Arrhae smiled, looking up into the dark and turning the senatorial signet around and around on her finger, a habit she hoped she would be able to break eventually. He was ancient, was Mahan, and odds were good that he would never stop calling her that, no matter how other matters changed. For him there was only one lord of the house, the Old Lord, and a Senator more or less under the same roof made no difference. “I will,” Arrhae said, hearing the thin whine of a flitter coming through the darkness. “You lock up when I’m gone, Mahan, and take yourself back to couch. I may not be coming back tonight.”
“When, then?”
The whine of the flitter got louder; she could see its lights, now, as it homed in on the landing patch in front of the house. “Possibly in the morning,” Arrhae said. “Either way, I’ll call and let you know.”

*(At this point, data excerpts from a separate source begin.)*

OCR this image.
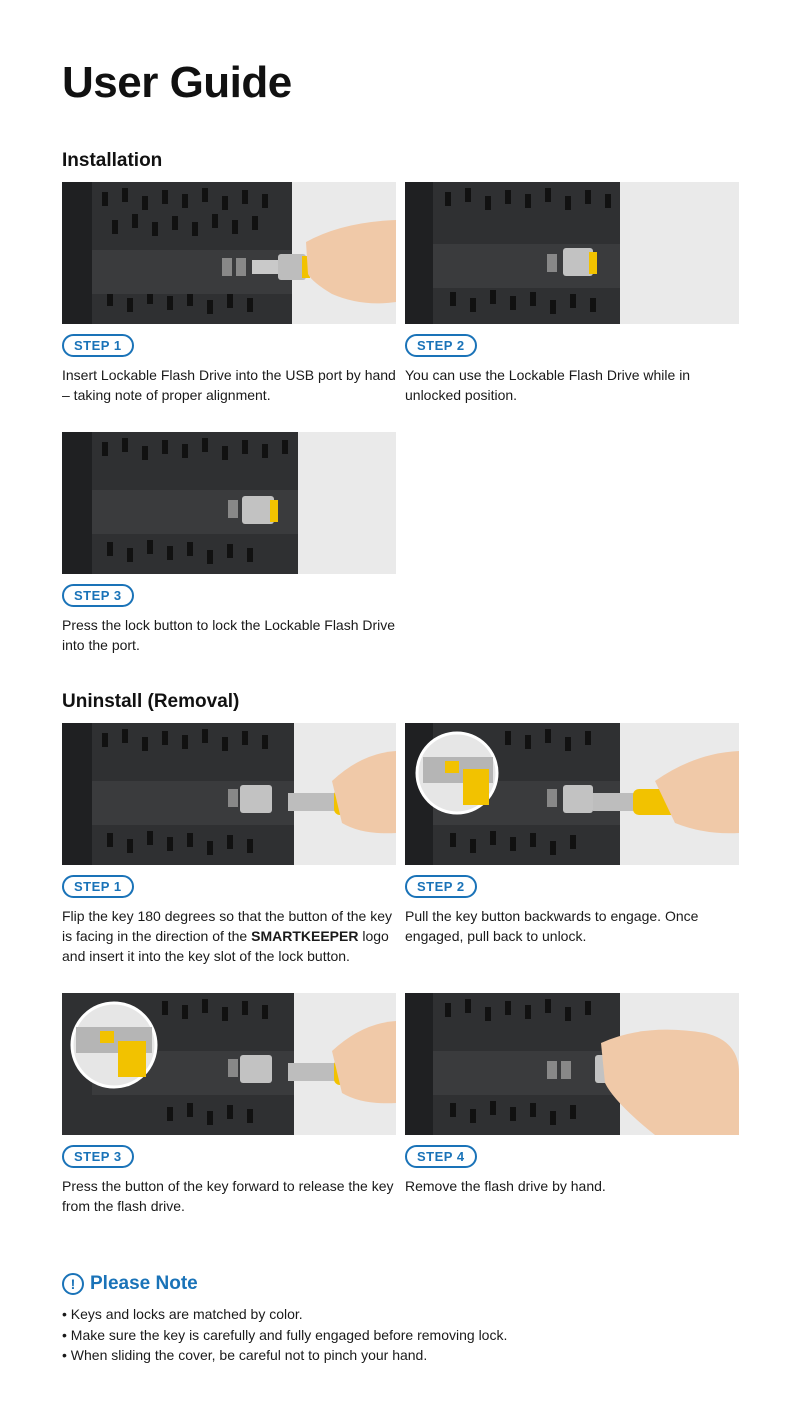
User Guide
Installation
STEP 1
Insert Lockable Flash Drive into the USB port by hand – taking note of proper alignment.
STEP 2
You can use the Lockable Flash Drive while in unlocked position.
STEP 3
Press the lock button to lock the Lockable Flash Drive into the port.
Uninstall (Removal)
STEP 1
Flip the key 180 degrees so that the button of the key is facing in the direction of the SMARTKEEPER logo and insert it into the key slot of the lock button.
STEP 2
Pull the key button backwards to engage. Once engaged, pull back to unlock.
STEP 3
Press the button of the key forward to release the key from the flash drive.
STEP 4
Remove the flash drive by hand.
! Please Note
• Keys and locks are matched by color.
• Make sure the key is carefully and fully engaged before removing lock.
• When sliding the cover, be careful not to pinch your hand.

“What if that thing goes off?”
“Ignore it,” Arrhae said, more loudly, as the flitter settled before them, and its underlights came up more brightly to illuminate her way; its hatch popped, and a uniformed figure scrambled out of the seat next to the pilot. “Go on, Mahan! Sleep well.”

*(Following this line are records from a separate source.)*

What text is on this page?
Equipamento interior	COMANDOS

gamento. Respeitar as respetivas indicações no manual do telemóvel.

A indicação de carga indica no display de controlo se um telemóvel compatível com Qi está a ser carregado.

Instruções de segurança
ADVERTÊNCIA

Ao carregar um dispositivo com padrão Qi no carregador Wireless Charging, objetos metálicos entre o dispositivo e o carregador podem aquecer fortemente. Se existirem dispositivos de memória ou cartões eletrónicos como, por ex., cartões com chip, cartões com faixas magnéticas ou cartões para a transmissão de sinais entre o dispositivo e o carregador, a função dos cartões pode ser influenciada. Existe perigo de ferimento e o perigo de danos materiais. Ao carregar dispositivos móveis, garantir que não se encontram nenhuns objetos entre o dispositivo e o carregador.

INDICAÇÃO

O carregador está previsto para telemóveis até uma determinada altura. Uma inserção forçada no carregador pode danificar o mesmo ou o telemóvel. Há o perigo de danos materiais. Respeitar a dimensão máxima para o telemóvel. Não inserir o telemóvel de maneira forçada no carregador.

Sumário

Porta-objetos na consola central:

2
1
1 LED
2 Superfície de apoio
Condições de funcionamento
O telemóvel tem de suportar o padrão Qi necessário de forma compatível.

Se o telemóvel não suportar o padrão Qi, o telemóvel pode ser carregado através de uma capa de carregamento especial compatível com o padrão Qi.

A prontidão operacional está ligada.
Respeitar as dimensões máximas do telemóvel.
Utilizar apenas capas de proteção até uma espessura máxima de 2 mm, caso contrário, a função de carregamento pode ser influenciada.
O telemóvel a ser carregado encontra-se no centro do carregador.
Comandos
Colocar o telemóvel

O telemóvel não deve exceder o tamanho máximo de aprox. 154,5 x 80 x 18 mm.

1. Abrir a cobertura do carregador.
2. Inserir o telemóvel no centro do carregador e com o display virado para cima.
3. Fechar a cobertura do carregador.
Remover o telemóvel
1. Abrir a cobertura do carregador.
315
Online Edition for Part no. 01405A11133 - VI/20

But he would not move, and finally Arrhae walked away from him to where the officer stood waiting. He bowed to her, and said, “Deihu, if you would, kindly be pleased to enter th
e conveyance—”
It was a courtesy, but still Arrhae wondered what he would say or do if she refused. One did not usually refuse a praetorial request, even at one removed; such were assumed (by the prudent) to have the force of an order. Not that Arrhae would have refused this one; her curiosity was aroused. And so will everyone else’s be, she thought as she gave the officer a fraction of a gracious bow and followed him to the flitter, when word gets out. It was half a string of cash to twenty that someone in the house was on the normal comm channel this moment, calling one of the local-world news services to tell them about this midnight meeting. Or one of the Havrannsu ones; they were always slightly hungrier for news, for political reasons with which she was becoming all too familiar.
Arrhae stepped up into the flitter’s passenger compartment. It was luxurious, but she was becoming used to this, though (she hoped) not too used to it. “Madam,” said the young officer, plainly trying not to stare at her, and not doing too well at it, “there is a light collation laid on in the side cupboard. Also ale and wine, in the top one…”
“Thank you, eriu,” Arrhae said. “I’m sure I will be perfectly comfortable.”
“We will be in Ra’tleihfi in three-quarters of a standard hour, madam. If there’s anything you desire—”
“Getting there might be nice,” Arrhae said, she hoped not too tartly. But at the same time she was not a night person, and declined to pretend to be. The young man gulped and gently shut the door.